We sat there chatting about nothing; I knew it was just an excuse to give me time to completely calm down. When he judged that normality had returned, he handed me the last piece of chocolate and very quietly stated that he had just got off the phone to the marina, our offer had been accepted on the boat, but that if we went ahead the present owner wanted no comebacks.

‘What does that mean? “no comebacks”,’ I asked.

‘It means that if the survey is poor or if there are any issues that arise from the survey, we can’t ask him to drop the price any further, although we can still pull out of the sale altogether,’ Geoff explained.

‘Oh.’ I stared into the last inch of my tea and tried to think about what all this meant on a grander scale, but being completely exhausted from my crying and shoe-slinging marathon, I found it really hard to make head or tail of the whole situation.

‘So what do you want to do?’ I turned to face him. ‘If the survey’s bad, at least we can pull out.’

Geoff shook his head ‘Your call,’ he grinned, ‘what do you want to do?’

I stared at the dents in the wall and ran my finger around one in the carpet. This was, I realised, a very last opportunity to get out of this. I knew it and Geoff knew it.

Stealing his hanky, I blew my nose hard and drained the last of my tea.

‘Call the surveyor,’ I reached down and, grasping his hand, completely failed to pull Geoff to his feet. ‘Tell him we need a quick appointment, the less time I have to stay with your mum the better.’

Twenty-four hours and two crying bouts later, we had managed to pack a desirable four-bedroom detached house (with large garage and a range of outhouses) into one transit van and the boot of my car.

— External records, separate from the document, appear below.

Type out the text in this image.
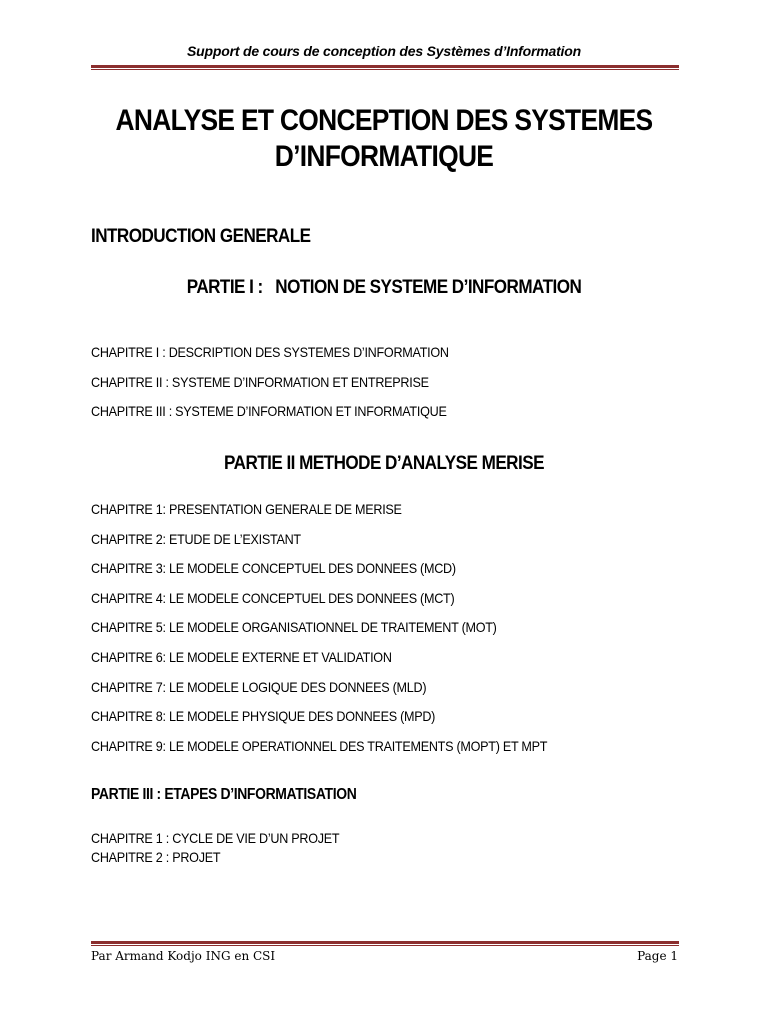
Support de cours de conception des Systèmes d’Information
ANALYSE ET CONCEPTION DES SYSTEMES
D’INFORMATIQUE
INTRODUCTION GENERALE
PARTIE I : NOTION DE SYSTEME D’INFORMATION
CHAPITRE I : DESCRIPTION DES SYSTEMES D’INFORMATION
CHAPITRE II : SYSTEME D’INFORMATION ET ENTREPRISE
CHAPITRE III : SYSTEME D’INFORMATION ET INFORMATIQUE
PARTIE II METHODE D’ANALYSE MERISE
CHAPITRE 1: PRESENTATION GENERALE DE MERISE
CHAPITRE 2: ETUDE DE L’EXISTANT
CHAPITRE 3: LE MODELE CONCEPTUEL DES DONNEES (MCD)
CHAPITRE 4: LE MODELE CONCEPTUEL DES DONNEES (MCT)
CHAPITRE 5: LE MODELE ORGANISATIONNEL DE TRAITEMENT (MOT)
CHAPITRE 6: LE MODELE EXTERNE ET VALIDATION
CHAPITRE 7: LE MODELE LOGIQUE DES DONNEES (MLD)
CHAPITRE 8: LE MODELE PHYSIQUE DES DONNEES (MPD)
CHAPITRE 9: LE MODELE OPERATIONNEL DES TRAITEMENTS (MOPT) ET MPT
PARTIE III : ETAPES D’INFORMATISATION
CHAPITRE 1 : CYCLE DE VIE D’UN PROJET
CHAPITRE 2 : PROJET
Par Armand Kodjo ING en CSI	Page 1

Actually, we had managed to pack the absolute essentials into one transit van and the boot of my car. Everything else was either squashed into storage, cluttering up my father’s factory or peering at us mournfully from the top of a very, very overloaded skip. We had also, over the last two months, become very intimate with eBay and a lot of friends had picked up some great, if slightly embarrassing, bargains.

I deliberately didn’t hang around to say goodbye to the house. A four-hour drive to my mother-in-law’s in Cumbria with a tired, stressed child and an ancient, smelly, narcoleptic dog with a weak bladder was going to be difficult enough without the added trauma of another bout of tears, and anyway, I’d had enough of crying. What was done was done. There was no going back now.